CX3CR1 Is Expressed in Differentiated Human Ciliated Airway Cells and Co-Localizes With Respiratory Syncytial Virus on Cilia in a G Protein-Dependent Manner 

Kwang-Il Jeong  1 , Peter A Piepenhagen  2 , Michael Kishko  1 , Joshua M DiNapoli  1 , Rachel P Groppo  1 , Linong Zhang  1 , Jeffrey Almond  1 , Harry Kleanthous  1 , Simon Delagrave  1 , Mark Parrington  1             
Source: PLoS ONE
Publication Date: (2015)
Issue: 10: 6
Research Area:
Respiratory Research
Cells used in publication:
Epithelial, airway, human
Species: human
Tissue Origin: lung
Epithelial, Small Airway, human (SAEC)
Species: human
Tissue Origin: lung

Primary human small airway epithelial cells (SAEC; CC-2547S, Lonza, Walkersville, MD) of a healthy 11-year-old donor were grown and differentiated in a humidified atmosphere (5% CO2, 37°C) as described previously. Briefly, reaching 75–80% confluence in T75 tissue culture flasks fed with small airway growth medium (SAGM; CC-3281, Lonza) supplemented with growth factors and hormones (ALI SingleQuots Kit; CC-4538, Lonza), the cells were dissociated with trypsin/EDTA and seeded on the semipermeable membrane of transwell culture inserts (6.5 mm diameter, 0.4 µm pore size; Corning-Costar, Lowell, MA) coated with rat tail collagen type 1 (BD Biosciences, Bedford, MA). When confluence was reached, an air-liquid interface (ALI) was created to trigger differentiation by removing the growth medium from the apical compartment of the culture inserts set in 24-well plates and replacing growth medium in the basal compartment with differentiation medium (CC-3281, Lonza) supplemented with the differentiation inducer (ALI SingleQuots Kit; CC-4538, Lonza). Thereafter, the differentiation medium was changed in the basal compartment every other day, and the apical compartment was gently washed with the culture medium once or twice a week to remove accumulated debris and mucus. The cells fully differentiate in 21 to 25 days of ALI culture into ciliated cells, goblet cells, basal cells, and non-ciliated columnar cells.

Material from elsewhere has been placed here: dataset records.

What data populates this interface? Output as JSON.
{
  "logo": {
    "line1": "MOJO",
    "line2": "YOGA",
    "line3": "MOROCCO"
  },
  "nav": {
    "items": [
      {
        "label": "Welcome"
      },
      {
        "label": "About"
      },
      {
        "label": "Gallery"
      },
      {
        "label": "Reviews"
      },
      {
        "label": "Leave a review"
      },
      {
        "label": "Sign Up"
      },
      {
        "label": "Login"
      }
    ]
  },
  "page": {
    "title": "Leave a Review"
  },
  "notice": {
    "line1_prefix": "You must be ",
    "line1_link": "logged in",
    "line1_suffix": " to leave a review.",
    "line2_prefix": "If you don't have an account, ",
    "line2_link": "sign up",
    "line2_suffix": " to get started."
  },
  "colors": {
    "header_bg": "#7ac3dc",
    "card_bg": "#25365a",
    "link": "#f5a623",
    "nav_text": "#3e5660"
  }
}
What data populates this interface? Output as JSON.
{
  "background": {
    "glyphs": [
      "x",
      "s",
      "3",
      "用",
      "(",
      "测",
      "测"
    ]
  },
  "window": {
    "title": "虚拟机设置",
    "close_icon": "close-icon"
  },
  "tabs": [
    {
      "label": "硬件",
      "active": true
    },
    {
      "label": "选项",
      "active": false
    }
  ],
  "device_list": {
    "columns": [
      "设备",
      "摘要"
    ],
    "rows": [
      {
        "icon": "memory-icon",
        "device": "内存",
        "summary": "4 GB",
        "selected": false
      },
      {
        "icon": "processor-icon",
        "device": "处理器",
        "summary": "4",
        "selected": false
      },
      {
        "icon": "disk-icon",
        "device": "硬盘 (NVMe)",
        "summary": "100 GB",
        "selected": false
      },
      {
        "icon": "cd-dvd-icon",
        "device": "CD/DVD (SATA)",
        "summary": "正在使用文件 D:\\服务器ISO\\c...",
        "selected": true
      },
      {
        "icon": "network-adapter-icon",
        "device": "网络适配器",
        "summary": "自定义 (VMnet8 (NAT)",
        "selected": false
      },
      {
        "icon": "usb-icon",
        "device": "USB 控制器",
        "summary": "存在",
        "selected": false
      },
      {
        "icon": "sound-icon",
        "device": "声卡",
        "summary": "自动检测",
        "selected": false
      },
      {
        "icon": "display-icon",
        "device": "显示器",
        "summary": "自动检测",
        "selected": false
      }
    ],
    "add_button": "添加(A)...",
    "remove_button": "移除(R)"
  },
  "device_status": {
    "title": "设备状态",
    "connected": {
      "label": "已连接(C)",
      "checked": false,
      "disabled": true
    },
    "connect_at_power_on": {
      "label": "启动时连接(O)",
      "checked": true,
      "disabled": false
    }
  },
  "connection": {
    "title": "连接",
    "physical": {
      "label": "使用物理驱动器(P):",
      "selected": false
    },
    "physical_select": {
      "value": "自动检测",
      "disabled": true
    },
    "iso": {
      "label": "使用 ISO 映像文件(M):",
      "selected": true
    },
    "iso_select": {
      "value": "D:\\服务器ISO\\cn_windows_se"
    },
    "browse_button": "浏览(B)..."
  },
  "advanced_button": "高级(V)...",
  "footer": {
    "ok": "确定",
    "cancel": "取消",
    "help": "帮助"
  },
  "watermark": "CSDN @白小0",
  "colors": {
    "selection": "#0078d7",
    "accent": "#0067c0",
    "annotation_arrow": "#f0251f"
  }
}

Respiratory syncytial virus (RSV) is the principal cause of bronchiolitis in infants and a significant healthcare problem. The RSV Glycoprotein (G) mediates attachment of the virus to the cell membrane, which facilitates interaction of the RSV Fusion (F) protein with nucleolin, thereby triggering fusion of the viral and cellular membranes. However, a host protein ligand for G has not yet been identified. Here we show that CX3CR1 is expressed in the motile cilia of differentiated human airway epithelial (HAE) cells, and that CX3CR1 co-localizes with RSV particles. Upon infection, the distribution of CX3CR1 in these cells is significantly altered. Complete or partial deletion of RSV G results in viruses binding at least 72-fold less efficiently to cells, and reduces virus replication. Moreover, an antibody targeting an epitope near the G protein's CX3CR1-binding motif significantly inhibits binding of the virus to airway cells. Given previously published evidence of the interaction of G with CX3CR1 in human lymphocytes, these findings suggest a role for G in the interaction of RSV with ciliated lung cells. This interpretation is consistent with past studies showing a protective benefit in immunizing against G in animal models of RSV infection, and would support targeting the CX3CR1-G protein interaction for prophylaxis or therapy. CX3CR1 expression in lung epithelial cells may also have implications for other respiratory diseases such as asthma.